Beim Patenbitten handelt es sich um einen Brauch, der seinen Ursprung im Vereinsleben hat. Dabei wird, wie der Name sehr gut beschreibt, um eine Patenschaft gebeten. Da es keine Quellen dazu gibt, ist eine Datierung des Entstehungszeitpunktes nicht möglich. Eine Patenbitte wird von einem Verein an einen anderen ausgesprochen.

Basis einer Patenbitte ist eine zwischen den beiden Vereinen bestehende Verbindung. Diese kann eine jahrelang bestehende Freundschaft oder eine sehr gute und verlässliche Zusammenarbeit zwischen den Vereinen sein.

Das Patenbitten beschränkt sich nicht nur auf eine bestimmte Vereinsart. Es kommt bei Freiwilligen Feuerwehren, Schützenvereinen, aber auch bei Musikvereinen und jeder anderen Art von Verein vor.

Als Anlass für eine Patenbitte gilt stets ein bei einem Verein anstehendes Jubiläum, für das ein Patenschaftsverein gesucht werden muss. Da es keine festen terminlichen Vorgaben für Vereinsgründungen gibt, kann das Patenbitten zu jedem Zeitpunkt des Jahres stattfinden.

Ablauf

Der Brauch des Patenbittens folgt keinem festen, beziehungsweise unveränderbaren Ablauf.
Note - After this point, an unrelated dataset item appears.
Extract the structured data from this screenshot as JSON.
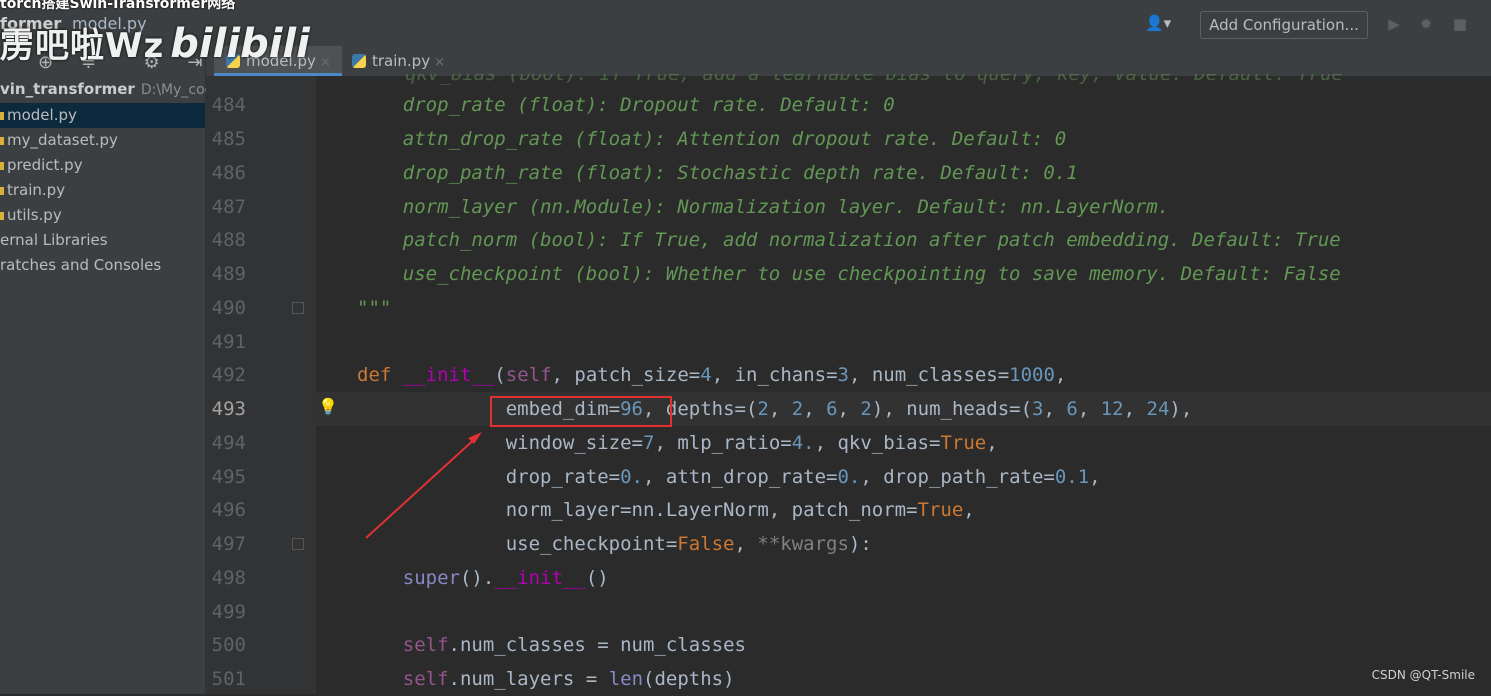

Jeder Verein, der eine Anfrage für ein Patenbitten bekommt, kann diesen selbst organisieren. Somit ist jedes Patenbitten im engeren Sinne komplett anders. Im weiteren Sinne sind die Patenbitten jedoch fast identisch, da bestimmte Punkte im Ablauf traditionellerweise beibehalten werden.

Ein typisch traditioneller Ablauf, an dem sich ein Verein bei Bedarf orientieren kann, wird im Folgenden kurz skizziert:

  • Anreise des bittenden Vereins
  • der bittende Verein übergibt das mitgebrachte Geschenk an den (zukünftigen) Patenverein
  • Führungspersonen des bittenden Vereins tragen die Bitte vor
  • ein für das Patenbitten verfasstes, mehrstrophiges Gedicht wird vorgetragen
  • während der Patenbitte wird auf einem Holzscheit niedergekniet, was auch als Scheitlknien bezeichnet wird
  • parallel zum Gedicht müssen diverse Aufgaben erfüllt werden
  • wenn der zukünftige Patenverein zufriedengestellt und bereit ist, wird der Bitte einvernehmlich zugestimmt

Beteiligte Personen

Am Patenbitten wirken eine Vielzahl von Personen mit, da dieses von zwei Vereinen ausgetragen wird. Dies ist dadurch begründet, dass bei diesem Brauch bestimmte Leistungen, auf die im späteren Verlauf kurz eingegangen wird, erbracht werden müssen, um sich die Gunst – und somit die Zusage des angefragten Vereins für die Patenschaft – zu verdienen. Damit der potenzielle Patenverein zufriedengestellt wird, ist ergo jede helfende Hand notwendig, um das Ziel zu erreichen.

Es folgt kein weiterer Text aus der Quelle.